No, I am not talking about piping the password into the command prompt which is so often recommend as a solution (it's not!) that it makes me sad.

I am talking about the usage of negating requiretty in the /etc/sudoers file or a file under /etc/sudoers.d/ respectively.

Lets take the /etc/sudoers.d/icinga2 file I use in my article How to monitor your APT-repositories with Icinga:

Here I must use NOPASSWD for all executed commands and monitoring plugins as well as the line Defaults:icinga2 !requiretty. This negates the need for a tty for the icinga2 user completely. Omitting either the NOPASSWD or the !requiretty will give us the error message we see above.

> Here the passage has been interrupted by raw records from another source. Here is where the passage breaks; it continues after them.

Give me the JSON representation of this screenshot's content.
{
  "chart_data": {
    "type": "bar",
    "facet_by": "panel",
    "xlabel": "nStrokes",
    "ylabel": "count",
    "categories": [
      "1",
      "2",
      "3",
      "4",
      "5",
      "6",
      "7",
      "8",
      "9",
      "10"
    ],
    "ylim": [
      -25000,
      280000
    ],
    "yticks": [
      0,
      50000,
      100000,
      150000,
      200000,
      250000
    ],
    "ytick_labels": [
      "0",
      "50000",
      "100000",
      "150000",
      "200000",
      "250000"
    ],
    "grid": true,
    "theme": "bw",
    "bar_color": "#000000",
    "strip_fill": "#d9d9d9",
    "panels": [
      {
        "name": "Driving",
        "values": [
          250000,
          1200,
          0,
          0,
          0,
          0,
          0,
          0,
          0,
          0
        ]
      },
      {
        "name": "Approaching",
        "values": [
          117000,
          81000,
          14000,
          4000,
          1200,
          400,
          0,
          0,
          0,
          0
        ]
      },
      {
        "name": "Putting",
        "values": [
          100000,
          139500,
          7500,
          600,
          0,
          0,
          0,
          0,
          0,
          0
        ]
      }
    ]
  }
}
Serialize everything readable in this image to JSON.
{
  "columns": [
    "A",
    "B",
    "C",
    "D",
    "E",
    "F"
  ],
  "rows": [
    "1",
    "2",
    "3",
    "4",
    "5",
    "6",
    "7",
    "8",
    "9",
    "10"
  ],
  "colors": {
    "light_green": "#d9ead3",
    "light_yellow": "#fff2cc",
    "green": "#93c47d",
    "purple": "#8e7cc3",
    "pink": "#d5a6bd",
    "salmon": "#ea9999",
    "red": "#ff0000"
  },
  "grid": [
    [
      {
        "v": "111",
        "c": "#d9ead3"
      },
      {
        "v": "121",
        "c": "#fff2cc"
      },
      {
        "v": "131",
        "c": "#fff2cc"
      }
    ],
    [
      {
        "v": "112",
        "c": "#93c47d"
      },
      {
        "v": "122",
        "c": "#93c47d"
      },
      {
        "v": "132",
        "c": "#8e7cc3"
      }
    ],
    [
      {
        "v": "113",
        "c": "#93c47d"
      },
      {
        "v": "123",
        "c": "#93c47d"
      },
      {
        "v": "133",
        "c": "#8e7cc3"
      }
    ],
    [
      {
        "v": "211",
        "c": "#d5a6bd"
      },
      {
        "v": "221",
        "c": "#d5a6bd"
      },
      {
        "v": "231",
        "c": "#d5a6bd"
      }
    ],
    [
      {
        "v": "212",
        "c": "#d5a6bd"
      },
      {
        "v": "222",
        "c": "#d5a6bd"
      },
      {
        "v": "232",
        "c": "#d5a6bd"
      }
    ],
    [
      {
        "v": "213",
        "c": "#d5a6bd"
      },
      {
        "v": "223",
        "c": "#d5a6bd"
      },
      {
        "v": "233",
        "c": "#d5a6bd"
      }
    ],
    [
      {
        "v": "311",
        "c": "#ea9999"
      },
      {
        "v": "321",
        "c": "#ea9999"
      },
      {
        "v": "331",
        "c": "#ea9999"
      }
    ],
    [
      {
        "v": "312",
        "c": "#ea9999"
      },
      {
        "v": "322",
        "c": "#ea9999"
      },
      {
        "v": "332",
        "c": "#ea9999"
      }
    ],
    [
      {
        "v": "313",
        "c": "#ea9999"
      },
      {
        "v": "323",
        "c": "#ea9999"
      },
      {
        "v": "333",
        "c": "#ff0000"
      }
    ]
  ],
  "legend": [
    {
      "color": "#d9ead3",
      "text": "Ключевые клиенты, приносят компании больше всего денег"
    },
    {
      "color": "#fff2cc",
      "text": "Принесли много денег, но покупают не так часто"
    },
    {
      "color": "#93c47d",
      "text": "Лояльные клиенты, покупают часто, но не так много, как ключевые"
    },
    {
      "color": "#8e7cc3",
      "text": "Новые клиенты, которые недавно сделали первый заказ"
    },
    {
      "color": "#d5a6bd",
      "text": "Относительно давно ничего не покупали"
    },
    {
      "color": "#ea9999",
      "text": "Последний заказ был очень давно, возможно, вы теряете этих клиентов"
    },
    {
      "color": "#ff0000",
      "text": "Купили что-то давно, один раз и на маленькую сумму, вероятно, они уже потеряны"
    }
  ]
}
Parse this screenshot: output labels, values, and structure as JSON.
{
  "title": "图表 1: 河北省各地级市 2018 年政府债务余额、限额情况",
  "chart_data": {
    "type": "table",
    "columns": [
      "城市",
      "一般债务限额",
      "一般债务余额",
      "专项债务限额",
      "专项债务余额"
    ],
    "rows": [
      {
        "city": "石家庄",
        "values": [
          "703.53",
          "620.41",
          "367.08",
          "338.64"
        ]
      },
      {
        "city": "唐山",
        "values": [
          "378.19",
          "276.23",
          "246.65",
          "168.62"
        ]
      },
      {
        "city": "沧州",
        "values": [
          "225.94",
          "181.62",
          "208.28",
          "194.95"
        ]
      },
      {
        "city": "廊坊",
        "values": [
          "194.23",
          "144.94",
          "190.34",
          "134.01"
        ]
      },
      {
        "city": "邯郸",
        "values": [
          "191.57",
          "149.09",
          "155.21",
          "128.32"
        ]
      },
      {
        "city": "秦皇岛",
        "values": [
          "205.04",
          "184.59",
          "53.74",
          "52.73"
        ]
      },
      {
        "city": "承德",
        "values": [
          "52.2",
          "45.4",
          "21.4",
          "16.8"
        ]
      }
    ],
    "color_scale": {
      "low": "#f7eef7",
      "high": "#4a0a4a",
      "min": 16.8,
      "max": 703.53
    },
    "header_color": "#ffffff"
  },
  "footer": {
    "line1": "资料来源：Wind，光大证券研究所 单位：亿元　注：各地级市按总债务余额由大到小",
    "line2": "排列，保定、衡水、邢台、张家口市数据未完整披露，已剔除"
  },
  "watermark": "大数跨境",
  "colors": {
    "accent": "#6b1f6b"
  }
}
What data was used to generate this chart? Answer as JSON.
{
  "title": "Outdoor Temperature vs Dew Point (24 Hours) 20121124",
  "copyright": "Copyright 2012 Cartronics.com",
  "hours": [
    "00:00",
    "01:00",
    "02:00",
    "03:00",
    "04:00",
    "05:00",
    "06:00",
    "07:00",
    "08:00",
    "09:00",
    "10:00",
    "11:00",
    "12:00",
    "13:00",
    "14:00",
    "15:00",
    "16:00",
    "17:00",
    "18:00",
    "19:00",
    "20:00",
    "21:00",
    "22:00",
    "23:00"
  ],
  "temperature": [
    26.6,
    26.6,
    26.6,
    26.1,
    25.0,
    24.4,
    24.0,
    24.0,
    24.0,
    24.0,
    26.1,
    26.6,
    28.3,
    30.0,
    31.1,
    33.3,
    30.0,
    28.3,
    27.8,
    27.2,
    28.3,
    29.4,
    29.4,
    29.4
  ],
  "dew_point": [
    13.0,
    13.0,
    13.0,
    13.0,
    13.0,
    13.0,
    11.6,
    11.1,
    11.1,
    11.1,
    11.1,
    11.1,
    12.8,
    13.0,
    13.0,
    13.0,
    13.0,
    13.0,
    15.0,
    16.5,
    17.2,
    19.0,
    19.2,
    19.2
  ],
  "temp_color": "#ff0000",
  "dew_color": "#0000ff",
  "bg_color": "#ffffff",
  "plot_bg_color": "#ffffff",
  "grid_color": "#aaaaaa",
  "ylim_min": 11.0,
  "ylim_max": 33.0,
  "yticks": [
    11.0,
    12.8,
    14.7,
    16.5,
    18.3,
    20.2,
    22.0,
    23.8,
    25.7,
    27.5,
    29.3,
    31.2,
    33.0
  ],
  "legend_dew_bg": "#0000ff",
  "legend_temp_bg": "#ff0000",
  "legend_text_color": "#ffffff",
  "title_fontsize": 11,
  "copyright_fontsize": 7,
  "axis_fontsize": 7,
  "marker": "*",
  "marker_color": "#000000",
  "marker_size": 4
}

root@admin:~ # cat /etc/sudoers.d/icinga2
# This line disables the need for a tty for sudo
#  else we will get all kind of "sudo: a password is required" errors
Defaults:icinga2 !requiretty

# sudo rights for Icinga2
icinga2  ALL=(ALL) NOPASSWD: /usr/bin/unattended-upgrades
icinga2  ALL=(ALL) NOPASSWD: /usr/bin/unattended-upgrade
icinga2  ALL=(ALL) NOPASSWD: /usr/bin/apt-get
icinga2  ALL=(ALL) NOPASSWD: /usr/lib/nagios/plugins/check_apt

It's also possible to just negate requiretty based on the path to the binary. As mentioned in this StackExchange question: How to disable requiretty for a single command in sudoers?

However keep in mind that the ordering of lines in a sudoers file is important! Quoting man sudoers from the SUDOERS FILE FORMAT section:

When multiple entries match for a user, they are applied in order. Where there are multiple matches, the last match is used (which is not necessarily the most specific match).

Why not just use ssh -t?

Personally I prefer the configuration/setting of sudo-related parameters in an /etc/sudoers.d/ file. My reasons are:

When properly configured via a sudoers file it doesn't matter if a command is called via ssh, ssh -t or any other way. Hence enhancing operational stability and making it easier for users as they don't have to remember adding the -t parameter.

And it, at least, servers as some form of documentation that this user/binary is called from another script/host/etc. giving you a clue that these sudo rights are needed/used for.